En medio de un panorama marcado por el cambio climático y la creciente escasez de recursos, la sostenibilidad se ha posicionado como una necesidad imperante en el sector gastronómico y turístico. Cristian Becker, Fundador de Casa Bosque, destaca que lejos de ser simplemente una tendencia, adoptar prácticas sostenibles se ha vuelto una clave estratégica para el futuro de la industria. A pesar de que aún persiste la idea errónea de que implementar la sostenibilidad puede ser un proceso complejo o costoso, Becker asegura que esta visión debe transformarse, posicionando la sostenibilidad no solo como una alternativa, sino como un fundamento esencial para cualquier emprendimiento en la actualidad.
La creación de Casa Bosque ejemplifica este enfoque desde su concepción. Becker explica que la sostenibilidad está intrínseca en cada aspecto del lugar, desde la construcción hasta su funcionamiento diario.
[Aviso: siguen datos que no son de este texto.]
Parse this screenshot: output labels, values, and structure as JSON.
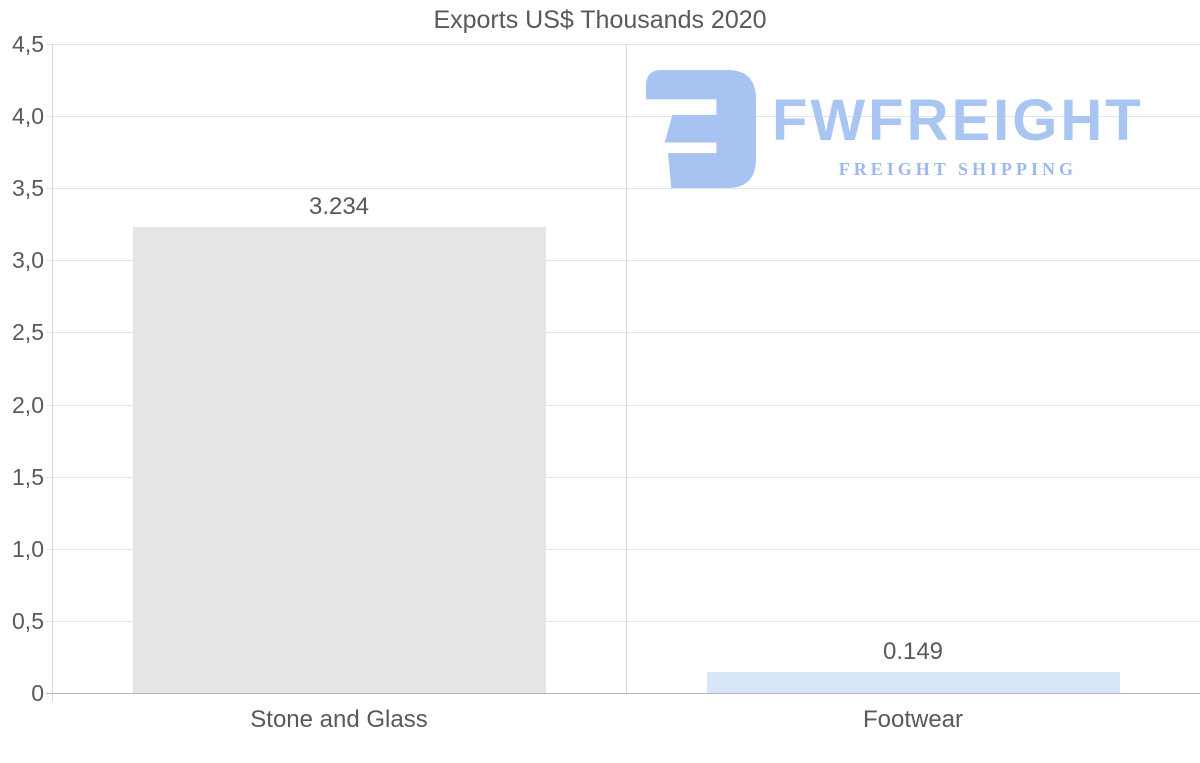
{
  "chart_data": {
    "type": "bar",
    "title": "Exports US$ Thousands 2020",
    "categories": [
      "Stone and Glass",
      "Footwear"
    ],
    "values": [
      3.234,
      0.149
    ],
    "value_labels": [
      "3.234",
      "0.149"
    ],
    "bar_colors": [
      "#e5e5e5",
      "#d7e6f9"
    ],
    "ylim": [
      0,
      4.5
    ],
    "ytick_step": 0.5,
    "ytick_labels": [
      "0",
      "0,5",
      "1,0",
      "1,5",
      "2,0",
      "2,5",
      "3,0",
      "3,5",
      "4,0",
      "4,5"
    ],
    "grid": true,
    "legend": "none",
    "xlabel": "",
    "ylabel": ""
  },
  "watermark": {
    "brand": "FWFREIGHT",
    "tagline": "FREIGHT SHIPPING",
    "logo_icon": "fw-monogram-icon",
    "color_primary": "#a6c3f1",
    "color_brand_text": "#a9c6f3",
    "color_tagline": "#9db9ec"
  },
  "colors": {
    "title_text": "#58595b",
    "axis_text": "#595959",
    "gridline": "#e4e4e4",
    "zero_line": "#b5b5b5",
    "axis_line": "#d6d6d6",
    "background": "#ffffff"
  }
}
Utilizando materiales como madera y adobe, y más de 8.500 neumáticos reciclados, el establecimiento enarbola la bandera de la innovación responsable. Este tipo de construcción demuestra que se puede lograr un espacio ergonómico y acogedor sin comprometer la armonía con el entorno natural, lo que invita a otros en la industria a replantearse cómo pueden contribuir a la sostenibilidad sin sacrificar calidad y estética.
En términos de operaciones, Casa Bosque implementa iniciativas que van más allá de la construcción sostenible. La gestión de residuos orgánicos, enfocada en la colaboración con emprendimientos locales, permite que los desechos se conviertan en compost, cerrando así el ciclo de vida de los alimentos. Además, la instalación de plantas de tratamiento de aguas no solo reduce el impacto en los recursos naturales, sino que también promueve un mensaje de responsabilidad ambiental en la comunidad. Con estas acciones, Becker demuestra que es posible establecer un modelo operativo sustentable que respete y proteja el medio ambiente.
La transición hacia prácticas sostenibles no solo tiene repercusiones ambientales, sino que también resulta en una mayor eficiencia operativa. Becker menciona que desde el uso de bolsas compostables hasta la generación de energía solar, las empresas pueden reducir su huella de carbono mientras optimizan costos. Con clientes cada vez más exigentes que buscan experiencias significativas y responsables, integrar sostenibilidad en el negocio se convierte en un aspecto diferenciador en un mercado altamente competitivo. Esto invita a los operadores del sector a replantear sus enfoques y métodos en función de las demandas actuales.
Finalmente, Becker enfatiza que la sostenibilidad debería considerarse como una oportunidad y no como una carga. En un mundo donde los recursos son limitados, repensar el modelo de negocio hacia la sostenibilidad puede abrir nuevas puertas y facilitar conexiones más auténticas con los consumidores. La llamada actual no es si debemos adoptar prácticas sostenibles, sino quiénes se atreverán a liderar el cambio. Quienes se comprometan a integrar la sostenibilidad sobre su operación no solo asegurarán su lugar en la industria, sino que también contribuirán a forjar un futuro donde el crecimiento y el cuidado del medio ambiente vayan de la mano.